In many ways, getting older is about as appealing as extensive dental work without Novocaine. However, there is one aspect of approaching fifty that I’m grateful for, and that is the increased realization that my view of the world is largely limited to my own experiences. I see the world through my personal lenses, and the world reacts to me by what it sees: forty-something, middle class, educated, white, etc. How do I change the narrow way in which I view the world? It’s actually pretty simple, and yet so many people refuse to do it. Just listen to the people who face discrimination every single day and allow yourself a glimpse into their lives. Why is this so hard for people? Because when we aren’t the object of discrimination, it’s easy not to see it as a problem. The knee-jerk reaction is to either get defensive, or else just deny the existence of the issue entirely.
This morning, The Today Show had a segment on a Tweet from Old Navy that featured a beautiful family. Apparently there are some outraged Twitter users who are refusing to go into Old Navy stores again because they chose to feature this couple. I was honestly surprised that this image would cause any kind of uproar. But it illustrates the point that I made above. My husband and I are from the same racial background. I’m sure if we weren’t, or if one of our young adult children decided to marry someone of a different race, we would all be acutely aware of the fact that people living among us in 2016 still react this strongly to the issue on interracial marriage. Even though it still saddens me (because I just can’t understand how this family is hurting anyone in any way), at least seeing this blurb on TV educates me to what interracial families deal with.
Our son has Asperger’s, which causes him to feel set apart from society in many ways. Imagine him at the age of twelve (as if middle school isn’t hard enough) being told by his church pastor that he couldn’t participate in the confirmation class being offered because she thought, “he wasn’t ready.” There was another middle school aged child in the class, but he wasn’t allowed. We pleaded with the church pastor on two separate occasions to allow him to be a part of the class, explaining how excluded he felt. But this woman, with all of her lofty ideals about inclusion, didn’t see any problem. To her it was evidently completely acceptable to exclude him. As a parent, this was heartbreaking and we no longer attend this church. But until the world makes an effort to understand what it is like not to process sensory information normally, to be unable to determine a person’s meaning from a facial expression or their body language, this type of discrimination will keep going on.
Also within the past week, I read a blog by a mom whose son is in a wheelchair.

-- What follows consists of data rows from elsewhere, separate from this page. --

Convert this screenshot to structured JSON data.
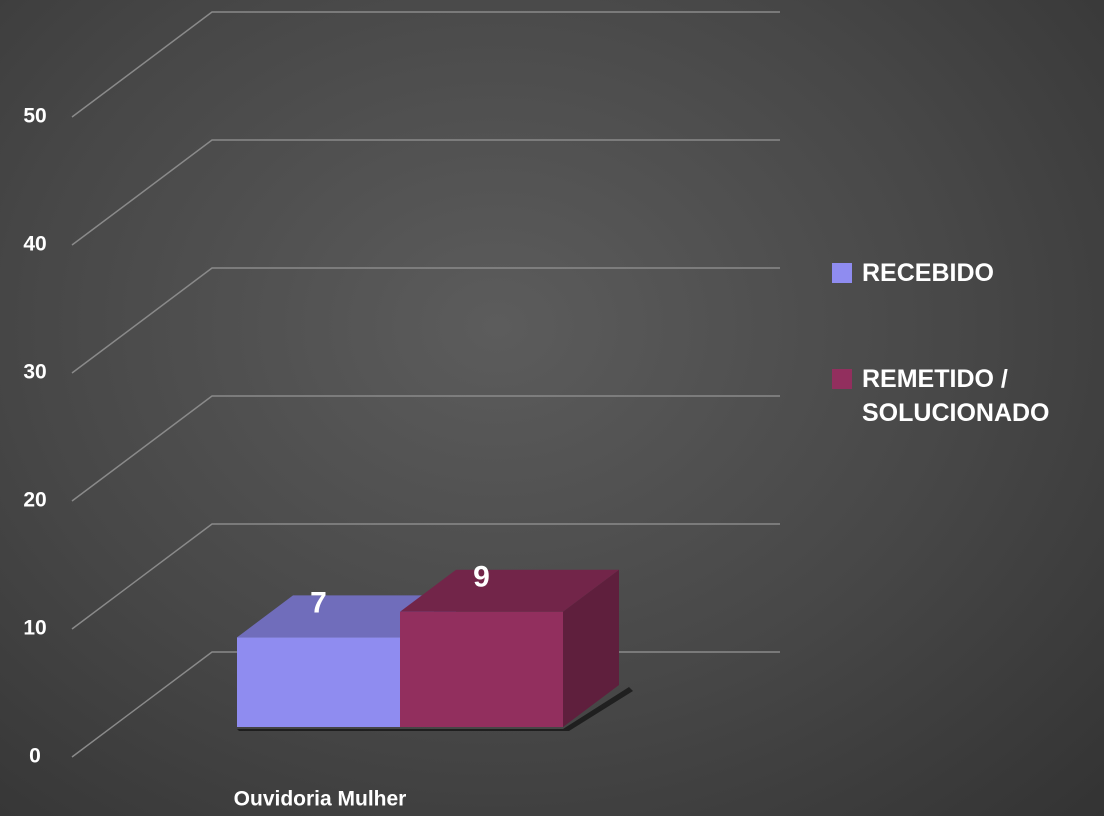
{
  "chart_data": {
    "type": "bar3d",
    "categories": [
      "Ouvidoria Mulher"
    ],
    "series": [
      {
        "name": "RECEBIDO",
        "color": "#8f8cf0",
        "values": [
          7
        ]
      },
      {
        "name": "REMETIDO / SOLUCIONADO",
        "color": "#922f5e",
        "values": [
          9
        ]
      }
    ],
    "ylim": [
      0,
      50
    ],
    "yticks": [
      0,
      10,
      20,
      30,
      40,
      50
    ],
    "grid": true,
    "legend": "right"
  }
}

It was heartbreaking to think of her little boy stuck in his chair watching the other kids run and play. Even though I’m a pediatric nurse and I’ve taken care of children in wheelchairs, I had never put myself in the position of one of these precious children or their parents. I found a blog with images of a playground in Australia that has the great swing featured in the image below. My favorite part was a sign mounted at the entrance that said, “Access for All.” Whether we have a child in our lives with this need or not, we should all be aware of the problem and support these types of play areas. One amazing little girl I’ve taken care of in the past was excluded from almost every preschool in the area because her “disability” made her a liability. Until she is old enough to enter the public school system, her parents are at the mercy of private programs and how far they will stretch themselves to give her a place to participate in a school environment.
I’ll apologize in advance if this blog sounded preachy. It isn’t meant to be. But, I’d love to see everyone make a conscious effort to view life through the lens of others who are different than us. We’ve all heard that expression about walking a mile in someone else’s moccasins. It’s taken from a poem by Mary T. Lathrap. I’ll end this post with her words in the opening lines.
Pray, don’t find fault with the man that limps, Or stumbles along the road. Unless you have worn the moccasins he wears, Or stumbled beneath the same load.